Crystal: Support half-precision floating point (Float16)

Meanwhile it's probably possible to encode a small enough Float32 as Float16 into a UInt16 with casting it into a UInt32 first and then doing the right dance of masks and shifts.

I tried, but it was very difficult to handle all cases properly (like NaN and Infinity). Most likely I was also doing something wrong as I'm not very familiar with bit operations, I based it off this gist.

This would need compiler support, we definitely won't find time for this before 1.0.

Actually, taking for example rust, there's no Float16 type, but there's a crate which can convert back and forth from Float32. I think a shard to do that would be the best option, and all the arithmetic is performed on Float32. I'd like to try that approach first before adding anything to the compiler or stdlib.

That's a very good idea!

Looking at the rust crate, I have absolutely not idea what is going on here, however this function might be a very good starting point for a shard.
I'll have a look and see if I can pull something good off it.

@albertorestifo the first function is a function which uses the VCVTPH2PS X86_64 instruction to speed up the conversion from f16 to f32. That would be done in crystal with some custom assembly, but getting something working first is good, before you make it fast :)

Here it is a first basic implementation as part of the CBOR library I'm working on.

All the CBOR Float16 tests provided in the RFC are now passing, giving me a reasonable certainty that the conversion from the Rust code was correct.

I'll now focus on finishing the CBOR library before properly extracting this into a Float16 library.

LLVM exposes intrinsics for f16 conversion from/to f32 and f64 (f16 is actually an u16):
https://llvm.org/docs/LangRef.html#half-precision-floating-point-intrinsics

Also see:

• https://github.com/starkat99/half-rs
• https://internals.rust-lang.org/t/pre-rfc-introduction-of-half-and-quadruple-precision-floats-f16-and-f128/7521

I guess we can add it to the standard library, given that it's an LLVM intrinsic.

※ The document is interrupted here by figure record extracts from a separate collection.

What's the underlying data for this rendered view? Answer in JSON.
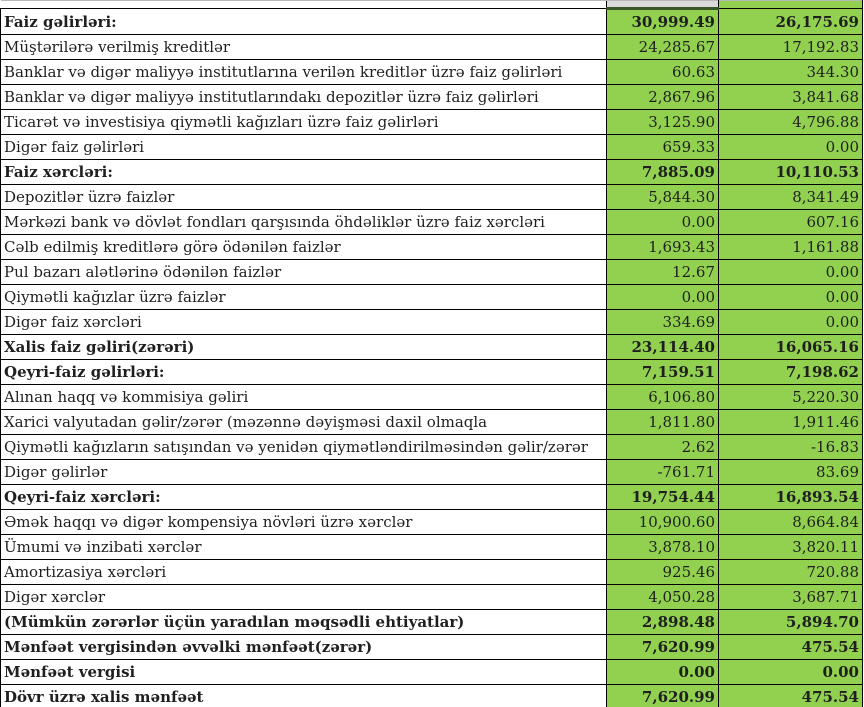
{
  "colors": {
    "green": "#92D050",
    "gray_cell": "#D9D9D9",
    "dark_green_border": "#375623",
    "grid": "#000000",
    "text": "#1F1F1F"
  },
  "table": {
    "columns": [
      "label",
      "value_col_1",
      "value_col_2"
    ],
    "rows": [
      {
        "label": "Faiz gəlirləri:",
        "col1": "30,999.49",
        "col2": "26,175.69",
        "bold": true
      },
      {
        "label": "Müştərilərə verilmiş kreditlər",
        "col1": "24,285.67",
        "col2": "17,192.83",
        "bold": false
      },
      {
        "label": "Banklar və digər maliyyə institutlarına verilən kreditlər üzrə faiz gəlirləri",
        "col1": "60.63",
        "col2": "344.30",
        "bold": false
      },
      {
        "label": "Banklar və digər maliyyə institutlarındakı depozitlər üzrə faiz gəlirləri",
        "col1": "2,867.96",
        "col2": "3,841.68",
        "bold": false
      },
      {
        "label": "Ticarət və investisiya qiymətli kağızları üzrə faiz gəlirləri",
        "col1": "3,125.90",
        "col2": "4,796.88",
        "bold": false
      },
      {
        "label": "Digər faiz gəlirləri",
        "col1": "659.33",
        "col2": "0.00",
        "bold": false
      },
      {
        "label": "Faiz xərcləri:",
        "col1": "7,885.09",
        "col2": "10,110.53",
        "bold": true
      },
      {
        "label": "Depozitlər üzrə faizlər",
        "col1": "5,844.30",
        "col2": "8,341.49",
        "bold": false
      },
      {
        "label": "Mərkəzi bank və dövlət fondları qarşısında öhdəliklər üzrə faiz xərcləri",
        "col1": "0.00",
        "col2": "607.16",
        "bold": false
      },
      {
        "label": "Cəlb edilmiş kreditlərə görə ödənilən faizlər",
        "col1": "1,693.43",
        "col2": "1,161.88",
        "bold": false
      },
      {
        "label": "Pul bazarı alətlərinə ödənilən faizlər",
        "col1": "12.67",
        "col2": "0.00",
        "bold": false
      },
      {
        "label": "Qiymətli kağızlar üzrə faizlər",
        "col1": "0.00",
        "col2": "0.00",
        "bold": false
      },
      {
        "label": "Digər faiz xərcləri",
        "col1": "334.69",
        "col2": "0.00",
        "bold": false
      },
      {
        "label": "Xalis faiz gəliri(zərəri)",
        "col1": "23,114.40",
        "col2": "16,065.16",
        "bold": true
      },
      {
        "label": "Qeyri-faiz gəlirləri:",
        "col1": "7,159.51",
        "col2": "7,198.62",
        "bold": true
      },
      {
        "label": "Alınan haqq və kommisiya gəliri",
        "col1": "6,106.80",
        "col2": "5,220.30",
        "bold": false
      },
      {
        "label": "Xarici valyutadan gəlir/zərər (məzənnə dəyişməsi daxil olmaqla",
        "col1": "1,811.80",
        "col2": "1,911.46",
        "bold": false
      },
      {
        "label": "Qiymətli kağızların satışından və yenidən qiymətləndirilməsindən gəlir/zərər",
        "col1": "2.62",
        "col2": "-16.83",
        "bold": false
      },
      {
        "label": "Digər gəlirlər",
        "col1": "-761.71",
        "col2": "83.69",
        "bold": false
      },
      {
        "label": "Qeyri-faiz xərcləri:",
        "col1": "19,754.44",
        "col2": "16,893.54",
        "bold": true
      },
      {
        "label": "Əmək haqqı və digər kompensiya növləri üzrə xərclər",
        "col1": "10,900.60",
        "col2": "8,664.84",
        "bold": false
      },
      {
        "label": "Ümumi və inzibati xərclər",
        "col1": "3,878.10",
        "col2": "3,820.11",
        "bold": false
      },
      {
        "label": "Amortizasiya xərcləri",
        "col1": "925.46",
        "col2": "720.88",
        "bold": false
      },
      {
        "label": "Digər xərclər",
        "col1": "4,050.28",
        "col2": "3,687.71",
        "bold": false
      },
      {
        "label": "(Mümkün zərərlər üçün yaradılan məqsədli ehtiyatlar)",
        "col1": "2,898.48",
        "col2": "5,894.70",
        "bold": true
      },
      {
        "label": "Mənfəət vergisindən əvvəlki mənfəət(zərər)",
        "col1": "7,620.99",
        "col2": "475.54",
        "bold": true
      },
      {
        "label": "Mənfəət vergisi",
        "col1": "0.00",
        "col2": "0.00",
        "bold": true
      },
      {
        "label": "Dövr üzrə xalis mənfəət",
        "col1": "7,620.99",
        "col2": "475.54",
        "bold": true
      }
    ]
  }
}
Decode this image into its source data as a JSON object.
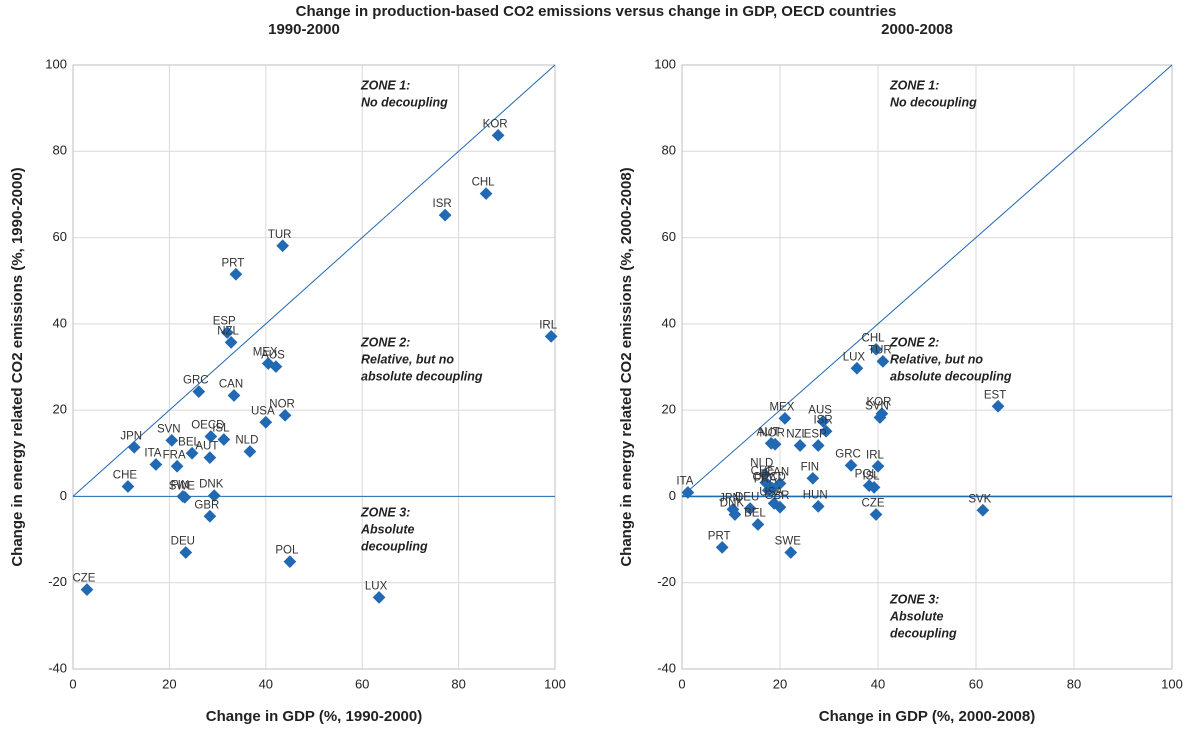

I was thinking of an implementation like this:

lib LibInstrinsics
  fun f16tof32 = "llvm.convert.from.fp16.f32"(Int16) : Float32
  fun f16tof64 = "llvm.convert.from.fp16.f64"(Int16) : Float64

  fun f32tof16 = "llvm.convert.to.fp16.f32"(Float32) : Int16
  fun f64tof16 = "llvm.convert.to.fp16.f64"(Float64) : Int16
end

@[Extern]
struct Float16
  @value : Int16

  def self.new(value : Float32)
    new LibIntrinsics.f32tof16(value)
  end

  def self.new(value : Float64)
    new LibIntrinsics.f64tof16(value)
  end

  private def initialize(@value : Int16)
  end

  def to_f32
    LibIntrinsics.f16tof32(@value)
  end

  def to_f64
    LibIntrinsics.f16tof64(@value)
  end

  def to_f
    to_f64
  end
end

The idea is that Float16 only provides conversions to and from Float32 and Float64. We _could_ provide all of the arithmetic methods, but I think that would be very inefficient, to convert all the time from and to Float16 and Float32/Float64.

With this API, if you have a C function that returns a Float16, because it's marked as @[Extern], you simply use it:

lib LibSome
  fun give_me_an_f16 : Float16

  fun accept_f16(value : Float16)
end

# Ask a Float16 and immediately go to safe ground: Float64
f = LibSome.give_me_an_f16.to_f64

# You do the math you need with f as a Float64

# Then you convert it to Float16 at the end:
LibSome.accept_f16(Float16.new(f))

We could also add to_f16 to Float32 and Float64 to it's a bit more convenient than doing Float16.new(...).

I also tried this code and it worked well:

i1 = 0b0_00000_0000000001_i16
p! LibIntrinsics.f16tof64(i1)
p! i1.unsafe_as(Float16).to_f64

i2 = 0b0_00000_1111111111_i16
p LibIntrinsics.f16tof64(i2)
p! i2.unsafe_as(Float16).to_f64

i3 = 0b0_11110_1111111111_i16
p LibIntrinsics.f16tof64(i3)
p! i3.unsafe_as(Float16).to_f64

The above are some examples found in Wikipedia.

Let me know if you think this is fine, I can send a PR.